50 nm from Marina Vallarta to Ipala

We left Puerto Vallarta very early, in near darkness, around 6:00 a.m., on Saturday morning, so that we would be sure to be rounding Cabo Corrientes by noon, before the afternoon winds picked up. We had heard that Corrientes was a lot like Point Conception in California, nothing to be toyed with, and the worst time to round it was in the late afternoon when the winds maxed out. Our goal was to be safely esconced in the little bay behind Punta Ipala by 1:00 p.m.

Inasmuch as we were trying to avoid the winds, it was no suprise that we had to motor out of PV in a nearly dead calm. Once we were out of the putrid harbor, I started the watermaker and, as usual, put a line in the water to see what I might catch. I set up with our "Mexican flag feather" lure, the one with the red and green feathers, and let out a hundred yards of so of line out behind the boat as the sun rose over the mountains of PV.

Within a few minutes we got a massive hit, the line tearing out of the reel very quickly. I reached over to grab it and set the hook, and could tell there was a very big fish on. The pole bent nearly 90 degrees and I was afraid the line would break. Then it went slack in my hands, and when I reeled it in, the lure and leader were gone. Perhaps the leader came untied, or perhaps the line broke, but either way, a big one had gotten away (as well as our favorite lure).

I put a new leader on the line and ran another feather out, this time a bright flourescent purple one. No hit right away this time, so we whiled away the morning chatting and reading about our next destinations. Then about an hour later there was another big hit and I grabbed the pole, set the hook, and found myself in a somewhat prolonged battle with some kind of a big fish. I could tell he was big because it took me nearly 20 minutes to get the 100 yards of line up to the boat. We slowed the boat down during this time so as to not put any further strain on the line. Finally we got the gaff hook out and I brought this large, probably 25 lb, Crevalle Jack aboard.

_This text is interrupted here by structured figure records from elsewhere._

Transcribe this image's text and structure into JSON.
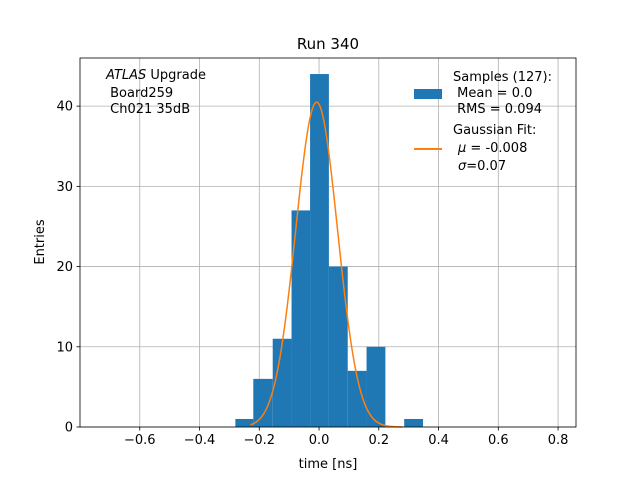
{
  "chart_data": {
    "type": "bar",
    "title": "Run 340",
    "xlabel": "time [ns]",
    "ylabel": "Entries",
    "xlim": [
      -0.8,
      0.86
    ],
    "ylim": [
      0,
      46
    ],
    "x_ticks": [
      -0.6,
      -0.4,
      -0.2,
      0.0,
      0.2,
      0.4,
      0.6,
      0.8
    ],
    "x_tick_labels": [
      "−0.6",
      "−0.4",
      "−0.2",
      "0.0",
      "0.2",
      "0.4",
      "0.6",
      "0.8"
    ],
    "y_ticks": [
      0,
      10,
      20,
      30,
      40
    ],
    "y_tick_labels": [
      "0",
      "10",
      "20",
      "30",
      "40"
    ],
    "grid": true,
    "legend_position": "top-right",
    "colors": {
      "histogram": "#1f77b4",
      "fit": "#ff7f0e"
    },
    "histogram": {
      "bin_edges": [
        -0.28,
        -0.22,
        -0.155,
        -0.092,
        -0.03,
        0.033,
        0.096,
        0.159,
        0.222,
        0.285,
        0.348
      ],
      "counts": [
        1,
        6,
        11,
        27,
        44,
        20,
        7,
        10,
        0,
        1
      ]
    },
    "gaussian_fit": {
      "mu": -0.008,
      "sigma": 0.07,
      "amplitude": 40.5,
      "x_range": [
        -0.23,
        0.28
      ]
    },
    "annotation": {
      "italic": "ATLAS",
      "rest": " Upgrade",
      "line2": " Board259",
      "line3": " Ch021 35dB"
    },
    "legend": {
      "samples": {
        "line1": "Samples (127):",
        "line2": " Mean = 0.0",
        "line3": " RMS = 0.094"
      },
      "fit": {
        "line1": "Gaussian Fit:",
        "mu_symbol": "μ",
        "mu_rest": " = -0.008",
        "sigma_symbol": "σ",
        "sigma_rest": "=0.07"
      }
    }
  }
}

We didn't really know what to do with him, so I just kept the gaff hook up in the air for like 15 minutes hoping he would just expire and save me the work, but he didn't. So we got our little Tony Gwynn souvenir baseball bat from below, and I gave the fish a couple of whacks on the head with it until he stopped squirming around. After cleaning him, no small task in itself, we ended up with 4 nice two-three lb fillets. And tho the meat wsas dark, when we cooked it, first poached in lemon and ginger, and then later, with bbq sauce, into shish-ka-bobs, it was quite tasty. After two full meals, we still have enough for another two full meals. Ah, ya gotta love it.

When we finally rounded Cabo Corrientes, we could see why everyone was so cautious about it. Although the weather prediction was for 2-3 ft seas and 5-10 knots of wind, at the point there were 6-8 ft seas, very chaotic, and 20-25 knots of wind with gusts to 30. There was a strong current, sometimes setting with us, sometimes against us, that, when it was against the prevailing wind, caused the waves to be very steep, and like I said, chaotic.

We were plenty happy when we pulled into Ipala around 1:00 pm, after 50 nm from PV, to find it, at least by comparison, somewhat calm and smooth. We dropped our anchor in about 30' of water, well off the point, and not in the most protected place, as there were a lot of pangas and fish farms in the very small bay. We didn't bother to get the dinghy off and go to shore as it was apparent there was hardly anything there but a few palapas and maybe a single restaurant. The next morning, Sunday, after a somewhat rolly night in the anchorage, we decided to proceed directly to Chamela, another 50 nm south, which promised to be somewhat more protected.